Two empiric guidelines, derived from the studies cited above,
might help answer these questions. Cancer patients who seem to benefit from
caloric supplementation fall into both of the following categories: (1) patients
who are either notably malnourished or at risk of becoming so during cancer
treatment; and (2) patients who have potentially curable disease or look forward
to the promise of a long disease-free period after cancer treatment.
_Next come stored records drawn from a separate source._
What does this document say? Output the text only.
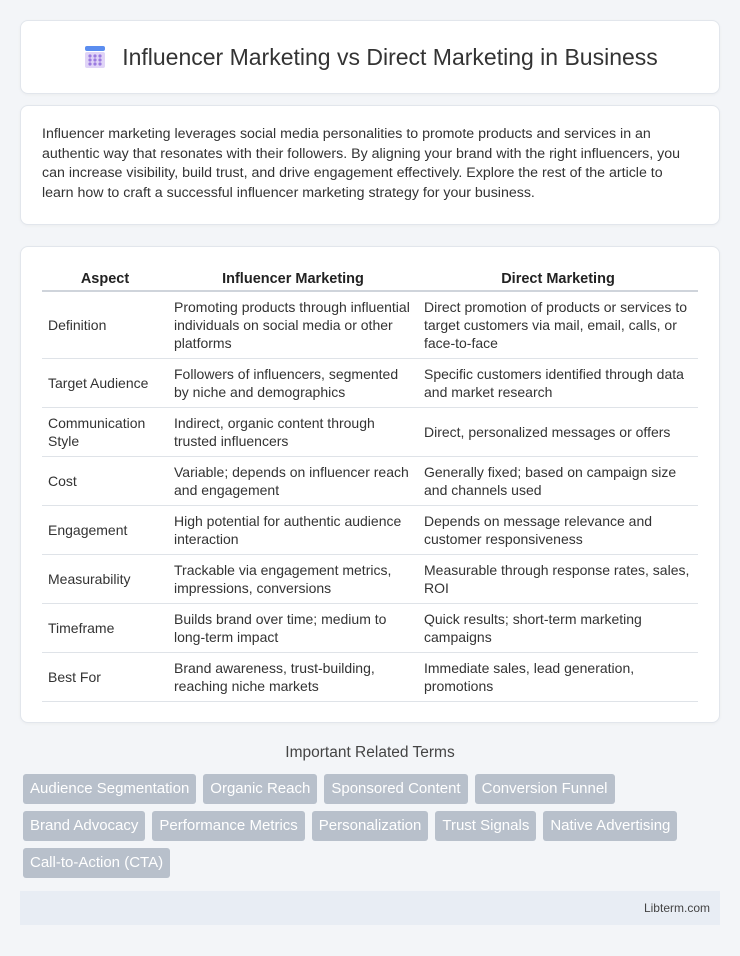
Influencer Marketing vs Direct Marketing in Business
Influencer marketing leverages social media personalities to promote products and services in an authentic way that resonates with their followers. By aligning your brand with the right influencers, you can increase visibility, build trust, and drive engagement effectively. Explore the rest of the article to learn how to craft a successful influencer marketing strategy for your business.
Aspect	Influencer Marketing	Direct Marketing
Definition	Promoting products through influential individuals on social media or other platforms	Direct promotion of products or services to target customers via mail, email, calls, or face-to-face
Target Audience	Followers of influencers, segmented by niche and demographics	Specific customers identified through data and market research
Communication Style	Indirect, organic content through trusted influencers	Direct, personalized messages or offers
Cost	Variable; depends on influencer reach and engagement	Generally fixed; based on campaign size and channels used
Engagement	High potential for authentic audience interaction	Depends on message relevance and customer responsiveness
Measurability	Trackable via engagement metrics, impressions, conversions	Measurable through response rates, sales, ROI
Timeframe	Builds brand over time; medium to long-term impact	Quick results; short-term marketing campaigns
Best For	Brand awareness, trust-building, reaching niche markets	Immediate sales, lead generation, promotions
Important Related Terms
Audience Segmentation	Organic Reach	Sponsored Content	Conversion Funnel
Brand Advocacy	Performance Metrics	Personalization	Trust Signals	Native Advertising
Call-to-Action (CTA)
Libterm.com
In summary, reasonable justification can be found for
administering adjunctive nutritional therapy to cancer patients prior to an
attempt at resecting the primary tumor, prophylactically during stem cell or
bone marrow transplantation, and during radiation treatment for head and neck
cancer. With malignancies such as potentially curative locally advanced
esophageal cancer treated with concomitant chemotherapy and radiation, the use
of adjunctive nutritional therapy remains of speculative value and must be
decided on a case-by-case basis. In contrast, little justification exists for
the use of adjunctive nutritional treatment, such as total parenteral nutrition,
in patients receiving chemotherapy for advanced cancer.